Dans le Minnesota, où ils se sont installés l'été dernier, "on se sent beaucoup, beaucoup plus en sécurité", affirme Mary. L'accueil a été si chaleureux malgré les rudes mois hivernaux, les procédures pour voir le prénom de Jasper reconnu à l'école si simples que sa mère a plus d'une fois pleuré d'émotion alors qu'elle s'apprêtait à sortir les griffes, raconte-t-elle.
Cet Etat du Nord s'y est en effet engagé: il sera un "refuge" pour les familles fuyant l'avalanche de législations visant à restreindre les droits des enfants transgenres. Le parlement local vient d'ailleurs d'adopter une loi garantissant des soins aux personnes transgenres venant d'autres Etats.
"Nous essayons de ne pas seulement dire qu'être trans est acceptable, mais que vous pouvez venir ici et être en sécurité", explique Leigh Finke, première élue ouvertement transgenre du Minnesota, qui a porté la législation.

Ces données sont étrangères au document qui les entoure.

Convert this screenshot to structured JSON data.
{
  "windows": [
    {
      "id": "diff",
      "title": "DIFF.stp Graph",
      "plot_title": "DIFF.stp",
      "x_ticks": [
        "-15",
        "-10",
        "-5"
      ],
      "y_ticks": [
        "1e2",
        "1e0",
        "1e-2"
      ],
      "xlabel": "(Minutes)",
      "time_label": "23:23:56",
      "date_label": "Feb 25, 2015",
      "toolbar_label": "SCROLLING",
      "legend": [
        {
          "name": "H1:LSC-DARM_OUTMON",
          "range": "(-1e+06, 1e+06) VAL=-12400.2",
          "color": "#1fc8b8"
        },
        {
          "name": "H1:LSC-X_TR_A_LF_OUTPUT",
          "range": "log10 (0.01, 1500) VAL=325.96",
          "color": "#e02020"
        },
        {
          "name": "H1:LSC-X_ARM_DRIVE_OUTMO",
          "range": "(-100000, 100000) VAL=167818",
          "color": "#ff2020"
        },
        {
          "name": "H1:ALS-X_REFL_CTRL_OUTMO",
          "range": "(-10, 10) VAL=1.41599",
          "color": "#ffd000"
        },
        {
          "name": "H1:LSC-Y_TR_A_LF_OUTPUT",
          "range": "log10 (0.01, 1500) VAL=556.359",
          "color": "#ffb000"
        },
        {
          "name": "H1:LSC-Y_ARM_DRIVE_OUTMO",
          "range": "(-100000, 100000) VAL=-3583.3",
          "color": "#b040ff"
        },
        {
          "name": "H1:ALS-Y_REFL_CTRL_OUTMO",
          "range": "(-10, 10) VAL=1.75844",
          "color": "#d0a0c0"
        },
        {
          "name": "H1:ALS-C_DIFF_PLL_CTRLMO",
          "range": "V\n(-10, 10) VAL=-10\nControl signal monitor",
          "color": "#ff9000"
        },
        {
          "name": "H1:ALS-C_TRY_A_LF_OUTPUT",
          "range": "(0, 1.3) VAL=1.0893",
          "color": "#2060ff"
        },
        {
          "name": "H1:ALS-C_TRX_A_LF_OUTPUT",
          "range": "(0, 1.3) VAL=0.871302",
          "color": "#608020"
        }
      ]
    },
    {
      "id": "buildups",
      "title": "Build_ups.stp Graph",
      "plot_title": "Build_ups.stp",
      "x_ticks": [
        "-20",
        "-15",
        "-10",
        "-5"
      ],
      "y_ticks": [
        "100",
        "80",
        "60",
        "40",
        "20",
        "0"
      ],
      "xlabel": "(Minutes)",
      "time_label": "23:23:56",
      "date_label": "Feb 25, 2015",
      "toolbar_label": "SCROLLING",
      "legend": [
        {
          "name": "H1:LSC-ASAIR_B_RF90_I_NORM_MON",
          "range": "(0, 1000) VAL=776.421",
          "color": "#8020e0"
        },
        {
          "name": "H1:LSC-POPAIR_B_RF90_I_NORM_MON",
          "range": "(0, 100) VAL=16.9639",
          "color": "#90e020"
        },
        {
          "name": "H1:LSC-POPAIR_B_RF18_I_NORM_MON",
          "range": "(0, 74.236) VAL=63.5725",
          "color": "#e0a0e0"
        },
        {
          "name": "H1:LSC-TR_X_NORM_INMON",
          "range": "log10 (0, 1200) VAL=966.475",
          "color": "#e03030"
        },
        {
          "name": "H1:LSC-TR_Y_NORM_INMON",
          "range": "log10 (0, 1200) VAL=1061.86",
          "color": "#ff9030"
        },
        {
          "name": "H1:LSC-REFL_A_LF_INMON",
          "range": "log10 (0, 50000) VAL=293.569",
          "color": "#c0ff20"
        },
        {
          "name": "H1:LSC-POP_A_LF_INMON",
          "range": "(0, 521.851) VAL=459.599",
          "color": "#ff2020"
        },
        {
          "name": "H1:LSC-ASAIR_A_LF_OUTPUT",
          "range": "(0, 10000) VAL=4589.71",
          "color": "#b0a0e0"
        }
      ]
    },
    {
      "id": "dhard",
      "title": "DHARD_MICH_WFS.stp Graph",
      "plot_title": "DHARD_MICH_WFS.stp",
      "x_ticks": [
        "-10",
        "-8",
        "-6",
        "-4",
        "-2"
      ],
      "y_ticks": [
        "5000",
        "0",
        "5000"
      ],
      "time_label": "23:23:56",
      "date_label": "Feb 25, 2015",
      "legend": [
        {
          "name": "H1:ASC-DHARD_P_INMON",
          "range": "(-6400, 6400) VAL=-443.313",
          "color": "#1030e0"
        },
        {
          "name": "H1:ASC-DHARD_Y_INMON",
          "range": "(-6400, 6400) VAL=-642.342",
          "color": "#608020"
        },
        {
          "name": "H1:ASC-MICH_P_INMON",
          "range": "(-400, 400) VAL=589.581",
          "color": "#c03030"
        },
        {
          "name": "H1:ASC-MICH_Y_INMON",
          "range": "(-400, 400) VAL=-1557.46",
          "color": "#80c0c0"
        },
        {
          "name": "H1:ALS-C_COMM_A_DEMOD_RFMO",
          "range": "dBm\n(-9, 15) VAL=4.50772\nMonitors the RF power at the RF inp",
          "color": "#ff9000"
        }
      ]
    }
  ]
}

Car, rappelle-t-elle, "la durée de vie moyenne des personnes trans est très basse". "Nous savons ce que cela signifie de forcer les gens à ne pas être eux-mêmes: c'est soit le cercueil, soit le placard."
D'autres Etats, comme l'Illinois ou la Californie, veulent aussi être des "sanctuaires" pour les jeunes transgenres. La bataille entre conservateurs et progressistes ne montrant pas de signe d'essoufflement, Leigh Finke s'attend à ce que des "milliers de familles" viennent s'installer dans le Minnesota. Mary est consciente qu'avec son mari et Jasper, ils ont eu de la chance d'avoir les moyens de partir du Texas. Elle affirme connaître des familles "qui ne peuvent pas et qui retiennent juste leur souffle".